Você tem uma versão muito sensual de “Fly Me to the Moon” de Frank Sinatra em seu álbum. Você procurou inspiração em algum cantor em particular?
Principalmente Frank e Dean (Martin). Sou muito fã desses dois caras. E Tony Bennett. Mas principalmente Frank. Se você voltar e ouvir suas músicas, fale sobre um mestre em frasear e fazer com que pareça fácil. Quando se tratava das músicas que escrevi, como ‘Tudo que eu sempre precisei,‘ Lembro-me de ter pensado: ‘OK, você é um jovem compositor em 1948 e apresentou isso a Sinatra’. Mas não há comparações em nossas vozes!
Rod Stewart está com você em uma versão muito doce de “Young at Heart” e você estará em turnê com ele neste verão. O que você mais ama no cara?
Tudo. Sou um fã de longa data… não apenas um fã, mas ele tem sido um herói meu. Eu o encontrei de passagem algumas vezes e sempre que estava perto dele eu sempre pensava: ‘Não sou digno’. Há três anos eu estava em turnê pela Austrália e encontrei-o em um restaurante e foi um caso clássico de manifestação. Acabamos conversando em um canto por algumas horas e foi o início de uma amizade querida. Mandamos mensagens, vamos jantar, nossas esposas se amam.
Então foi fácil convencê-lo a constar do disco?
Há um ano estávamos em um pub em Londres e conversando eu contei a ele sobre o álbum e ele disse: ‘Devíamos cantar algo juntos’. Foi ideia dele fazer ‘Young at Heart’. Esse cara que adorei toda a minha vida, minha amizade com ele é muito querida para mim. Ele é tudo que eu sempre quis que ele fosse.
Você também co-escreveu a música “Magic Hour” com sua esposa, Daisy. Como é escrever com ela?

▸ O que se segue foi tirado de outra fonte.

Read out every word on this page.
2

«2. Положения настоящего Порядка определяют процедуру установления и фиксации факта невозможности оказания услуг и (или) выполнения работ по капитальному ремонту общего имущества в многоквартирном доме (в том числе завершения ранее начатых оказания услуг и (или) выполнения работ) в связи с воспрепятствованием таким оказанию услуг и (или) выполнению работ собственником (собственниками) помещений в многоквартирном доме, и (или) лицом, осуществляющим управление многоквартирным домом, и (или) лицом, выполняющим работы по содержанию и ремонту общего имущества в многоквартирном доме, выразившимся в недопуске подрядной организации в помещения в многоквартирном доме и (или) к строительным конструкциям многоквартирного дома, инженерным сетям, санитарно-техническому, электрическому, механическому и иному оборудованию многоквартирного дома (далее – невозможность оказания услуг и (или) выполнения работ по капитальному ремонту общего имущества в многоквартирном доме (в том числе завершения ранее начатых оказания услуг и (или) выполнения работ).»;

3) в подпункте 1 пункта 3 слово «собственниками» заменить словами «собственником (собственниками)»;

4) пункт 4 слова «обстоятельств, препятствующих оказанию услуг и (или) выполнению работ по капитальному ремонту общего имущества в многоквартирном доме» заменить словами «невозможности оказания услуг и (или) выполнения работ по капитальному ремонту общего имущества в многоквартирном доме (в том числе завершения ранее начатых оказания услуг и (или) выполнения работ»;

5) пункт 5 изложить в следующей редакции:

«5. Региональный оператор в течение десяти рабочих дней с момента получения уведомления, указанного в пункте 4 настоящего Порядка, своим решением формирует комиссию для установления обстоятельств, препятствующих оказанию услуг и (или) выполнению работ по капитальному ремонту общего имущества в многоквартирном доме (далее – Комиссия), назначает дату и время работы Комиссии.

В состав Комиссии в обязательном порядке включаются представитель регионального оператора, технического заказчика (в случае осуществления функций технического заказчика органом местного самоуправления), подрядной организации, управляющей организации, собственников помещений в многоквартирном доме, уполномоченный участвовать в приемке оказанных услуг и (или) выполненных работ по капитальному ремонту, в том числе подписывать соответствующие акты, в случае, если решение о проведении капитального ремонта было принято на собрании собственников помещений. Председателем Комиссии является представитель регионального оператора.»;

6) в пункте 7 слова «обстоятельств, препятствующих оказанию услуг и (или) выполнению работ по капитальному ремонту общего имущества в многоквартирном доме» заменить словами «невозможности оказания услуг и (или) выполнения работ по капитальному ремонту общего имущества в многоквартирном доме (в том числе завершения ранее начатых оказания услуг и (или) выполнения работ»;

Escrevemos algumas músicas ao longo dos anos. Eu sempre escrevo a música primeiro e às vezes ela apenas fala e eu transformo em uma letra. Com ‘Hora Mágica’ Eu escrevi a música em questão de minutos. Estávamos na Austrália e fomos a uma praia na Gold Coast e eu estava cantarolando e ela disse: ‘Sério, você não tem palavras para isso?’ Na pior das hipóteses, abrimos uma garrafa de vinho e sentamos sobre ela (para escrever a letra).
Você e Daisy tiveram seu “Conversa sobre tequila” podcast e no ano passado você iniciou “Stories to Tell”. O que você mais gosta nisso?
Está na minha casa, então é indolor. Acabou a bebida, apesar de metade dos meus convidados estarem sóbrios, o que é uma chatice (risos). Não tenho expectativas, mas adoro ter uma conversa interessante enquanto tomamos uma bebida. É uma ótima desculpa para se reunir com as pessoas.